Share this

Washington Post | December 7, 2001 | By Steven Pearlstein, Washington Post Staff Writer

A one-vote victory in the House of Representatives yesterday kept alive the Bush administration's hope of negotiating new treaties aimed at lower trade barriers around the world -- and with it, the 50-year march toward economic globalization supported by every president since Franklin D. Roosevelt.

It was the second time in as many months that the administration pulled a trade rabbit out of the political hat. Last month in Doha, Qatar, U.S. Trade Representative Robert B. Zoellick, at the last minute, managed to patch together a deal among more than 140 countries to launch a new round of world trade talks after an earlier attempt in Seattle had ended in a spectacular, noisy failure.

In the wake of Seattle, it looked to many as though much of the world had had its fill of globalization. Too many poor countries complained they had gotten too little in the bargain, with all the advantages going to rich countries such as the United States. And even within the rich countries, there were many who felt that all the benefits had gone to big corporations and their investors, leaving behind not only the economic interests of the working class but also cherished values such as environmental protection and social justice.

But Seattle now looks like the high-water mark for the anti-globalization movement. Government and corporate leaders have since taken pains to pay at least lip service to the issues of labor rights, environmental protection and extending the benefits of free trade to the developing world. But while the legislation that passed the House yesterday, for example, requires that labor and environmental issues must be at the "center" of any trade agreement negotiated under the president's "fast track" authority, the vague wording did not satisfy even pro-trade Democrats.

Time has also worn away the veneer of unity among the various anti-globalizers in Seattle. At subsequent trade meetings in Prague and Quebec, union shop stewards from Peoria found themselves uneasily lumped with black-shirted European anarchists and communists. And representatives of developing countries didn't cotton to the idea that their environmental laws would be dictated by the members of the National Wildlife Federation.

As significantly, the tragic events of Sept. 11 have altered the politics of the globalization debate.

In Doha as on the floor of the House yesterday, the president was able to win over reluctant allies by arguing that he needed all the powers he could get -- including broader authority to negotiate new trade treaties -- to hold together the international coalition fighting the war against terrorism.

And since Sept. 11, opponents of globalization have taken pains to tone down their rhetoric to avoid any parallels being drawn between their movement and that of the most violent critic of U.S.-style global capitalism, Osama bin Laden.

But while the forces of globalization may have regained the upper hand, the victories have come at a cost -- and without the kind of political consensus that can serve as a foundation for the future.

"If these votes are, in effect, referenda on globalization, then the closeness of the vote tells us that we are still in the midst of a protracted struggle," said Daniel Tarullo, who served as an international economic adviser to President Bill Clinton.

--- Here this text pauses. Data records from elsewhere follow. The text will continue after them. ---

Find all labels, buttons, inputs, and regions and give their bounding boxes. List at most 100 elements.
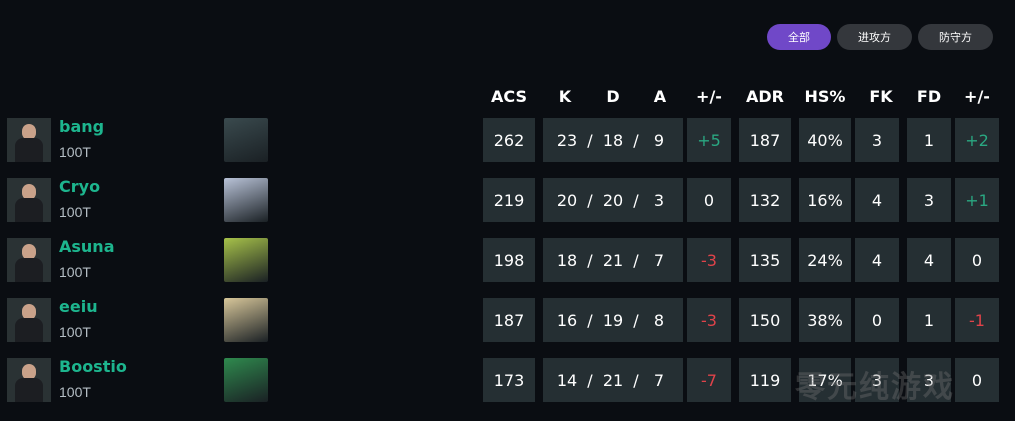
header-fd: FD xyxy=(916,87,942,106)
player-team: 100T xyxy=(59,144,91,160)
player-avatar xyxy=(7,178,51,222)
player-row[interactable]: Asuna 100T 198 18 / 21 / 7 -3 135 24% 4 … xyxy=(0,237,1015,282)
player-team: 100T xyxy=(59,384,91,400)
agent-icon xyxy=(224,298,268,342)
fd-cell: 3 xyxy=(907,358,951,402)
header-acs: ACS xyxy=(491,87,527,106)
adr-cell: 119 xyxy=(739,358,791,402)
deaths: 18 xyxy=(602,130,624,150)
kills: 16 xyxy=(556,310,578,330)
kda-cell: 14 / 21 / 7 xyxy=(543,358,683,402)
player-team: 100T xyxy=(59,264,91,280)
fd-cell: 1 xyxy=(907,118,951,162)
assists: 8 xyxy=(653,310,665,330)
player-name[interactable]: Cryo xyxy=(59,177,101,196)
fk-plus-minus-cell: +1 xyxy=(955,178,999,222)
agent-icon xyxy=(224,238,268,282)
fk-cell: 3 xyxy=(855,118,899,162)
side-filter-tabs: 全部 进攻方 防守方 xyxy=(767,24,993,50)
header-fk: FK xyxy=(869,87,893,106)
header-fk-plus-minus: +/- xyxy=(964,87,990,106)
tab-attack[interactable]: 进攻方 xyxy=(837,24,912,50)
deaths: 21 xyxy=(602,250,624,270)
agent-icon xyxy=(224,358,268,402)
assists: 7 xyxy=(653,370,665,390)
header-hs: HS% xyxy=(804,87,846,106)
header-a: A xyxy=(653,87,667,106)
player-avatar xyxy=(7,118,51,162)
player-row[interactable]: bang 100T 262 23 / 18 / 9 +5 187 40% 3 1… xyxy=(0,117,1015,162)
deaths: 20 xyxy=(602,190,624,210)
kills: 23 xyxy=(556,130,578,150)
deaths: 21 xyxy=(602,370,624,390)
fk-plus-minus-cell: 0 xyxy=(955,238,999,282)
fd-cell: 4 xyxy=(907,238,951,282)
separator: / xyxy=(633,370,639,390)
separator: / xyxy=(587,130,593,150)
kda-cell: 16 / 19 / 8 xyxy=(543,298,683,342)
tab-all[interactable]: 全部 xyxy=(767,24,831,50)
hs-cell: 16% xyxy=(799,178,851,222)
fk-cell: 3 xyxy=(855,358,899,402)
assists: 9 xyxy=(653,130,665,150)
player-row[interactable]: eeiu 100T 187 16 / 19 / 8 -3 150 38% 0 1… xyxy=(0,297,1015,342)
adr-cell: 150 xyxy=(739,298,791,342)
assists: 3 xyxy=(653,190,665,210)
fk-cell: 4 xyxy=(855,178,899,222)
kills: 20 xyxy=(556,190,578,210)
agent-icon xyxy=(224,178,268,222)
separator: / xyxy=(587,190,593,210)
hs-cell: 24% xyxy=(799,238,851,282)
assists: 7 xyxy=(653,250,665,270)
deaths: 19 xyxy=(602,310,624,330)
header-k: K xyxy=(558,87,572,106)
adr-cell: 132 xyxy=(739,178,791,222)
player-team: 100T xyxy=(59,324,91,340)
kda-cell: 20 / 20 / 3 xyxy=(543,178,683,222)
header-adr: ADR xyxy=(746,87,784,106)
plus-minus-cell: 0 xyxy=(687,178,731,222)
kills: 14 xyxy=(556,370,578,390)
separator: / xyxy=(633,310,639,330)
fk-plus-minus-cell: -1 xyxy=(955,298,999,342)
plus-minus-cell: -3 xyxy=(687,238,731,282)
tab-defense[interactable]: 防守方 xyxy=(918,24,993,50)
player-name[interactable]: Asuna xyxy=(59,237,115,256)
hs-cell: 38% xyxy=(799,298,851,342)
fd-cell: 1 xyxy=(907,298,951,342)
player-team: 100T xyxy=(59,204,91,220)
acs-cell: 173 xyxy=(483,358,535,402)
separator: / xyxy=(633,250,639,270)
kda-cell: 18 / 21 / 7 xyxy=(543,238,683,282)
fd-cell: 3 xyxy=(907,178,951,222)
header-plus-minus: +/- xyxy=(696,87,722,106)
hs-cell: 17% xyxy=(799,358,851,402)
plus-minus-cell: -3 xyxy=(687,298,731,342)
player-name[interactable]: eeiu xyxy=(59,297,98,316)
player-name[interactable]: Boostio xyxy=(59,357,127,376)
acs-cell: 262 xyxy=(483,118,535,162)
plus-minus-cell: -7 xyxy=(687,358,731,402)
separator: / xyxy=(633,190,639,210)
player-name[interactable]: bang xyxy=(59,117,105,136)
fk-plus-minus-cell: +2 xyxy=(955,118,999,162)
kills: 18 xyxy=(556,250,578,270)
player-avatar xyxy=(7,358,51,402)
player-avatar xyxy=(7,298,51,342)
adr-cell: 187 xyxy=(739,118,791,162)
separator: / xyxy=(587,370,593,390)
fk-cell: 4 xyxy=(855,238,899,282)
separator: / xyxy=(633,130,639,150)
acs-cell: 198 xyxy=(483,238,535,282)
acs-cell: 187 xyxy=(483,298,535,342)
player-row[interactable]: Boostio 100T 173 14 / 21 / 7 -7 119 17% … xyxy=(0,357,1015,402)
player-avatar xyxy=(7,238,51,282)
acs-cell: 219 xyxy=(483,178,535,222)
agent-icon xyxy=(224,118,268,162)
fk-cell: 0 xyxy=(855,298,899,342)
fk-plus-minus-cell: 0 xyxy=(955,358,999,402)
player-row[interactable]: Cryo 100T 219 20 / 20 / 3 0 132 16% 4 3 … xyxy=(0,177,1015,222)
header-d: D xyxy=(606,87,620,106)
separator: / xyxy=(587,250,593,270)
kda-cell: 23 / 18 / 9 xyxy=(543,118,683,162)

Tarullo said even those who think the economy benefits overall from more open trade and investment acknowledge that some workers, communities and industries suffer serious harm. But the only time lawmakers work to provide some sort of compensation is in the days and hours leading up to trade votes.

"Without a sustained commitment to dealing with the needs of the losers, I'm afraid many Americans are going to remain skeptical about globalization and come to believe that it's all really for the companies," Tarullo said.

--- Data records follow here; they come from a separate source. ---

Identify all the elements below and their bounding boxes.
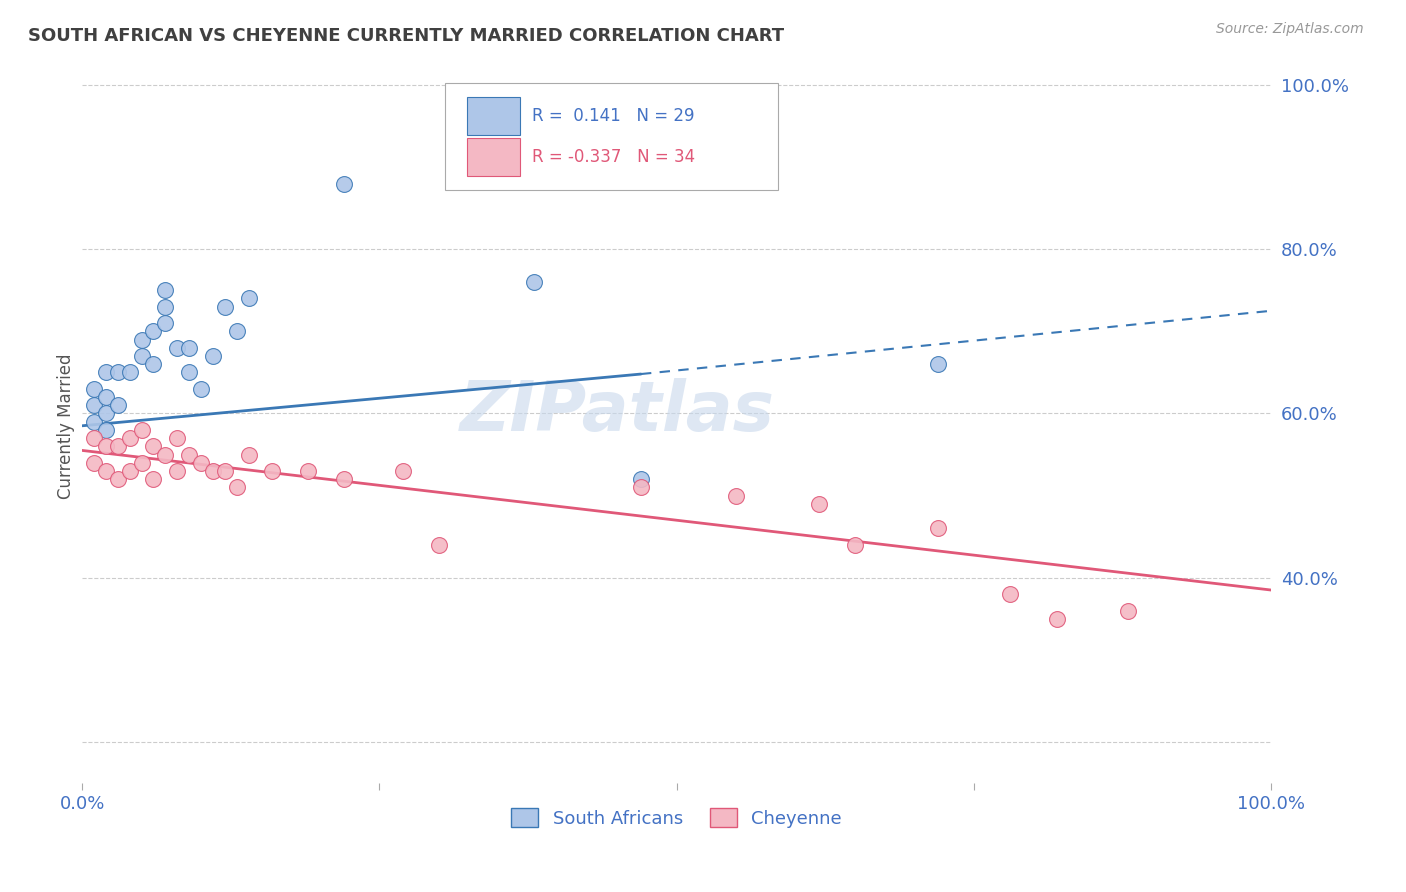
Point xyxy=(214,300,236,314)
Point xyxy=(179,448,201,462)
Point xyxy=(166,341,188,355)
Point xyxy=(1118,604,1140,618)
Point xyxy=(201,349,224,363)
Point xyxy=(142,472,165,486)
Point xyxy=(142,357,165,371)
Point xyxy=(118,464,141,478)
FancyBboxPatch shape xyxy=(444,83,778,190)
Point xyxy=(131,349,153,363)
Point xyxy=(83,382,105,396)
Point xyxy=(107,439,129,453)
Point xyxy=(201,464,224,478)
Text: SOUTH AFRICAN VS CHEYENNE CURRENTLY MARRIED CORRELATION CHART: SOUTH AFRICAN VS CHEYENNE CURRENTLY MARR… xyxy=(28,27,785,45)
Point xyxy=(94,407,117,421)
Point xyxy=(155,300,177,314)
Point xyxy=(725,489,748,503)
Point xyxy=(998,587,1021,601)
Point xyxy=(392,464,415,478)
Text: R = -0.337   N = 34: R = -0.337 N = 34 xyxy=(531,148,695,166)
Point xyxy=(1046,612,1069,626)
Point xyxy=(238,292,260,306)
Point xyxy=(83,398,105,412)
Point xyxy=(190,456,212,470)
Point xyxy=(142,439,165,453)
Point xyxy=(155,316,177,330)
Point xyxy=(94,439,117,453)
Point xyxy=(190,382,212,396)
Point xyxy=(297,464,319,478)
Point xyxy=(94,365,117,379)
Point xyxy=(630,480,652,494)
Point xyxy=(808,497,831,511)
Point xyxy=(427,538,450,552)
Point xyxy=(131,456,153,470)
Point xyxy=(179,365,201,379)
Point xyxy=(118,365,141,379)
Point xyxy=(179,341,201,355)
Point xyxy=(332,177,354,191)
Point xyxy=(131,423,153,437)
Point xyxy=(94,390,117,404)
Text: R =  0.141   N = 29: R = 0.141 N = 29 xyxy=(531,107,695,125)
Point xyxy=(118,431,141,445)
Point xyxy=(166,464,188,478)
Text: Source: ZipAtlas.com: Source: ZipAtlas.com xyxy=(1216,22,1364,37)
Point xyxy=(107,472,129,486)
Point xyxy=(927,357,949,371)
Point xyxy=(844,538,866,552)
Point xyxy=(225,324,247,338)
Y-axis label: Currently Married: Currently Married xyxy=(58,353,75,499)
Text: ZIPatlas: ZIPatlas xyxy=(460,378,775,445)
Legend: South Africans, Cheyenne: South Africans, Cheyenne xyxy=(503,801,849,835)
Point xyxy=(166,431,188,445)
Point xyxy=(131,333,153,347)
Point xyxy=(142,324,165,338)
Point xyxy=(630,472,652,486)
Point xyxy=(225,480,247,494)
Point xyxy=(155,283,177,297)
Point xyxy=(83,456,105,470)
Point xyxy=(332,472,354,486)
FancyBboxPatch shape xyxy=(467,97,520,135)
Point xyxy=(83,415,105,429)
FancyBboxPatch shape xyxy=(467,138,520,176)
Point xyxy=(214,464,236,478)
Point xyxy=(927,521,949,535)
Point xyxy=(107,365,129,379)
Point xyxy=(107,398,129,412)
Point xyxy=(155,448,177,462)
Point xyxy=(238,448,260,462)
Point xyxy=(523,275,546,289)
Point xyxy=(262,464,284,478)
Point xyxy=(94,464,117,478)
Point xyxy=(94,423,117,437)
Point xyxy=(83,431,105,445)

Certainly the overwhelmingly partisan nature of yesterday's House vote does not bode well for easy passage of any trade treaty negotiated under the authority approved.

"They just vaporized whatever was left of bipartisan consensus on trade in the United States," said Lori Wallach, director of Ralph Nader's Global Trade Watch. "I think it will prove a Pyrrhic victory."

"This is hardly a mandate for George Bush or any president to go out there and negotiate new free-trade agreements," said Thea Lee, chief international economist at the AFL-CIO, who lobbied extensively against the fast-track authority. "Any country that now enters into negotiations with the U.S. will know that."